# Holiday planned...do you want my cat?



## Calvine (Aug 20, 2012)

10 month old kitten | Islington | Gumtree

Another cat without a home during the holiday season. What happens if NO home shows up...just wondered...as you do. Have emailed offering to feed and care for the cat for two months FREE FREE FREE, and return it to them when they get back from their TWO MONTH holiday. Let's see what I get back from them...if anything.


----------



## CharlieChaplin (Dec 30, 2012)

Are you kidding me!!!!! 

We want a good owner to look after her

Well bit hypocritical don't ya think! O this has made my blood boil! I bloody 2month holiday so cat gets the boot!

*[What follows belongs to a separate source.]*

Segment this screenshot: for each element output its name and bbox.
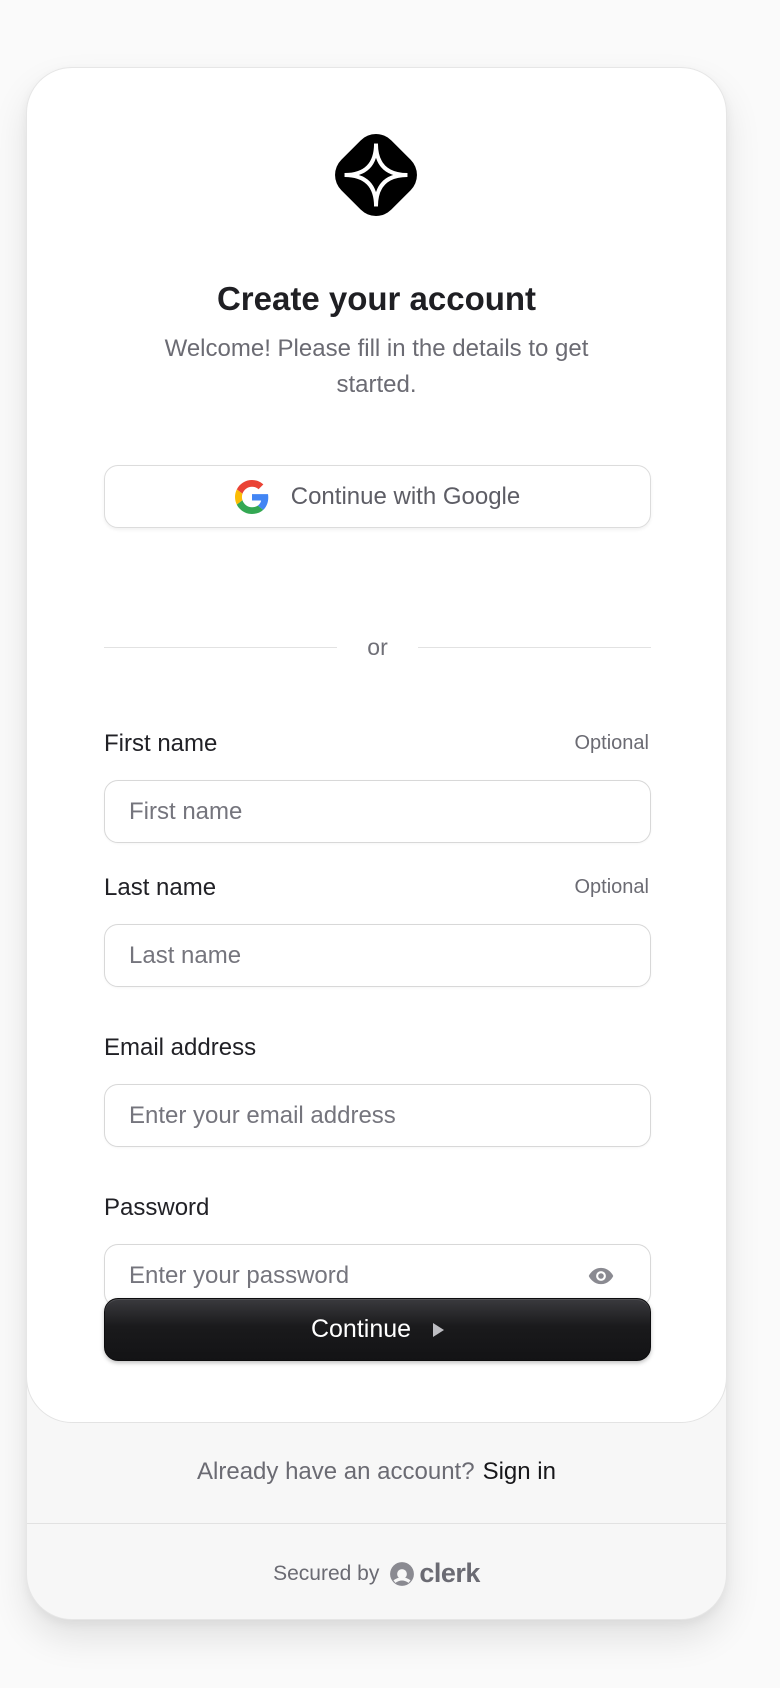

I want to give this person a piece of my mind!


----------



## catcoonz (Aug 4, 2012)

Owner needs a kick up the axxe.

Saw an advert in Sainsbury's today, free kittens ready now 5 weeks old, not weaned but drinks milk from saucer.:devil:


----------



## Wiz201 (Jun 13, 2012)

why can't they just say they want to get rid?


----------



## CharlieChaplin (Dec 30, 2012)

catcoonz said:


> Owner needs a kick up the axxe.
> 
> Saw an advert in Sainsbury's today, free kittens ready now 5 weeks old, not weaned but drinks milk from saucer.:devil:


----------



## catcoonz (Aug 4, 2012)

Oh dont worry i have a viewing tomorrow for the 5 week old kittens and taking alot of information paperwork with me. 
Plus the kittens will still be there for a few weeks as the advert disappeared by magic.


----------



## CharlieChaplin (Dec 30, 2012)

O CC you are crazy, and great! You make me laugh so much! I would love to be a fly on that wall!


----------



## Calvine (Aug 20, 2012)

Wiz201 said:


> why can't they just say they want to get rid?


Dunno...they never do, but when you offer to pick up the cat, feed it for however long and then return it at your own expense you don't even get an acknowledgement.


----------



## Calvine (Aug 20, 2012)

I have emailed the 'owner' twice and had no acknowledgement. People like this make me want to scream.


----------